I'm trying to link my kernel module with an external static lib, like this:
obj-m += my_prog.o
my_prog-objs := some/path/lib.a
# all the standard targets...
For some reasone, the above Makefile doesn't compile my_prog.c at all, and the resulting module doesn't contain its code. Certainly, if I remove my_prog-objs
line, my_prog.c
gets compiled.
What's wrong with such an approach in a Makefile?
When you create the my_prog-objs
list, you tell kbuild to use only the object files in that list. kbuild will no longer compile my_prog.c
, and including my_prog.o
in my_prog-objs
results in a circular dependency. Instead, you need to create a unique obj-m
and include both my_prog.o
and /path/lib.a
in its objs
list. For example:
obj-m += foo.o
foo-objs += my_prog.o /path/lib.a
Took me about 2 hours to figure out why my module was doing nothing!
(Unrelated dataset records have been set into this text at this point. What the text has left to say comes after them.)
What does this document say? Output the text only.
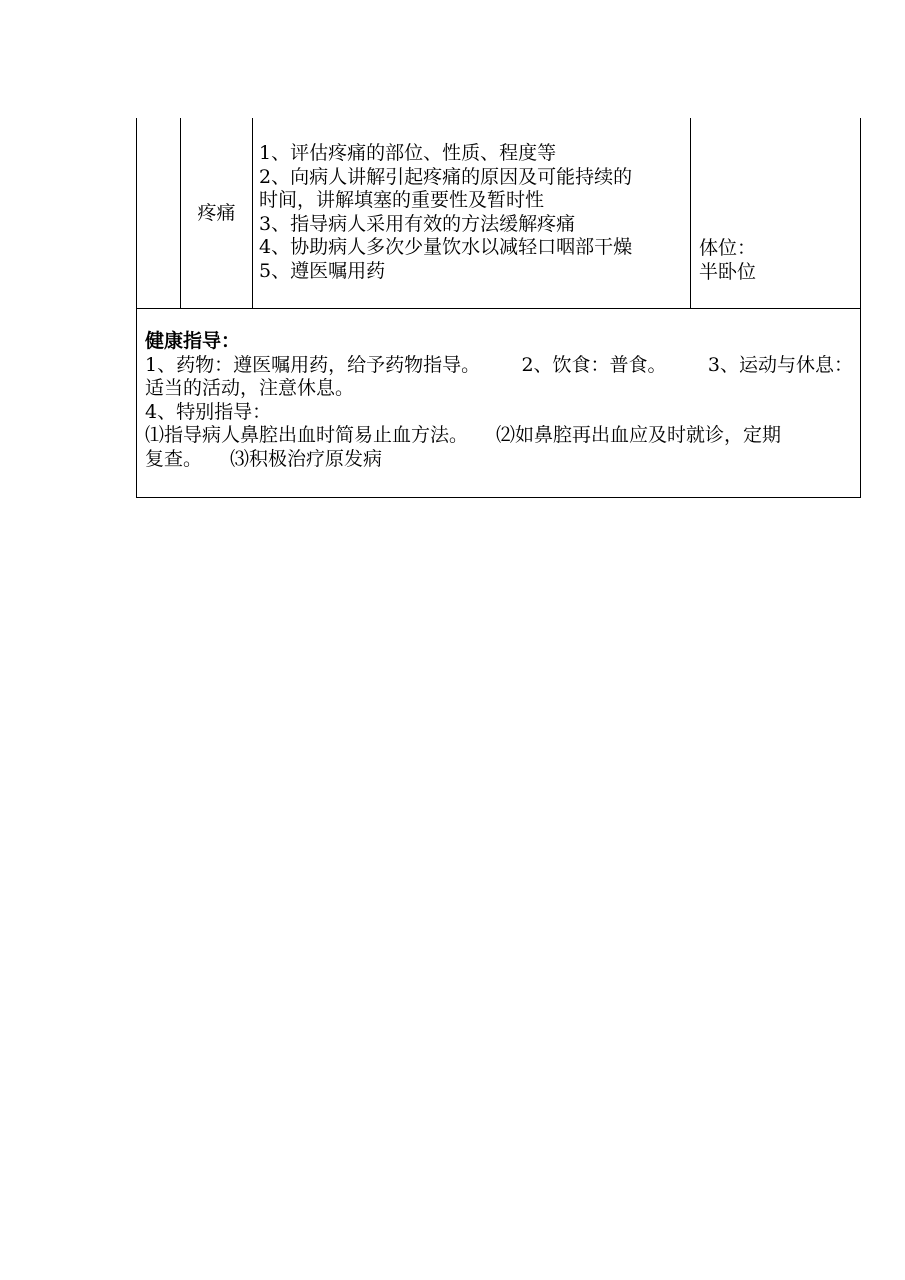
疼痛
1、评估疼痛的部位、性质、程度等
2、向病人讲解引起疼痛的原因及可能持续的
时间，讲解填塞的重要性及暂时性
3、指导病人采用有效的方法缓解疼痛
4、协助病人多次少量饮水以减轻口咽部干燥
5、遵医嘱用药
体位：
半卧位
健康指导：
1、药物：遵医嘱用药，给予药物指导。 2、饮食：普食。 3、运动与休息：
适当的活动，注意休息。
4、特别指导：
⑴指导病人鼻腔出血时简易止血方法。 ⑵如鼻腔再出血应及时就诊，定期
复查。 ⑶积极治疗原发病
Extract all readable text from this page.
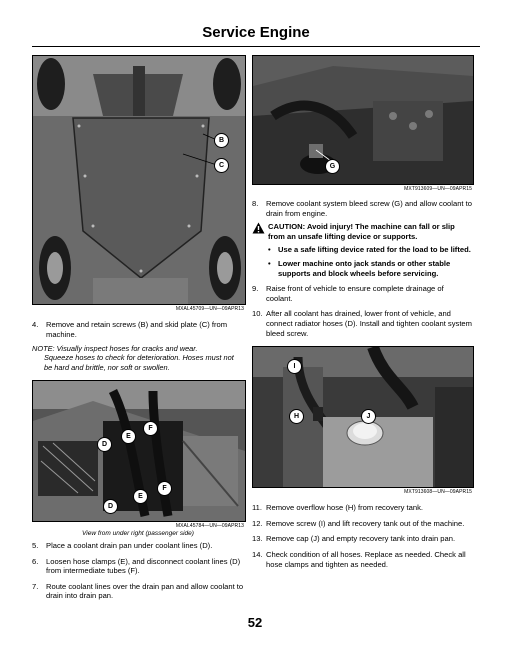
Service Engine
B
C
MXAL45709—UN—09APR13
4.	Remove and retain screws (B) and skid plate (C) from machine.
NOTE: Visually inspect hoses for cracks and wear.
Squeeze hoses to check for deterioration. Hoses must not be hard and brittle, nor soft or swollen.
D
E
F
E
F
D
MXAL45784—UN—09APR13
View from under right (passenger side)
5.	Place a coolant drain pan under coolant lines (D).
6.	Loosen hose clamps (E), and disconnect coolant lines (D) from intermediate tubes (F).
7.	Route coolant lines over the drain pan and allow coolant to drain into drain pan.
G
MXT913609—UN—09APR15
8.	Remove coolant system bleed screw (G) and allow coolant to drain from engine.
CAUTION: Avoid injury! The machine can fall or slip from an unsafe lifting device or supports.
• Use a safe lifting device rated for the load to be lifted.
• Lower machine onto jack stands or other stable supports and block wheels before servicing.
9.	Raise front of vehicle to ensure complete drainage of coolant.
10. After all coolant has drained, lower front of vehicle, and connect radiator hoses (D). Install and tighten coolant system bleed screw.
I
H	J
MXT913608—UN—09APR15
11. Remove overflow hose (H) from recovery tank.
12. Remove screw (I) and lift recovery tank out of the machine.
13. Remove cap (J) and empty recovery tank into drain pan.
14. Check condition of all hoses. Replace as needed. Check all hose clamps and tighten as needed.
52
You're overriding the default my_prog-objs
, which is just my_prog.o
. Instead of replacing the contents with the library, add the library to the default:
my_prog-objs := my_prog.o some/path/lib.a
Hopefully you're not trying to link against a general userspace library... that won't work at all in kernelspace.
You must create a synthetic name as well as the source file and it's object name. You can not use my_prog.o
directly as there are rules to make it from source. Here is an sample,
obj-m += full.o
full-src := my_prog.c
full-objs := $(full-src:.c=.o) lib.o # yes, make it an object.
Libraries are only supported from some special directories. Your object should be named lib.o_shipped
and placed in the same directory. See: item 11 under TODOnote. So, you need to take the external library and provide it locally as a shipped version. You need two object files; one is your compiled 'C' code/driver and the other is it linked together with the library.
Note: I am being facetious; it has a TODO to document this feature.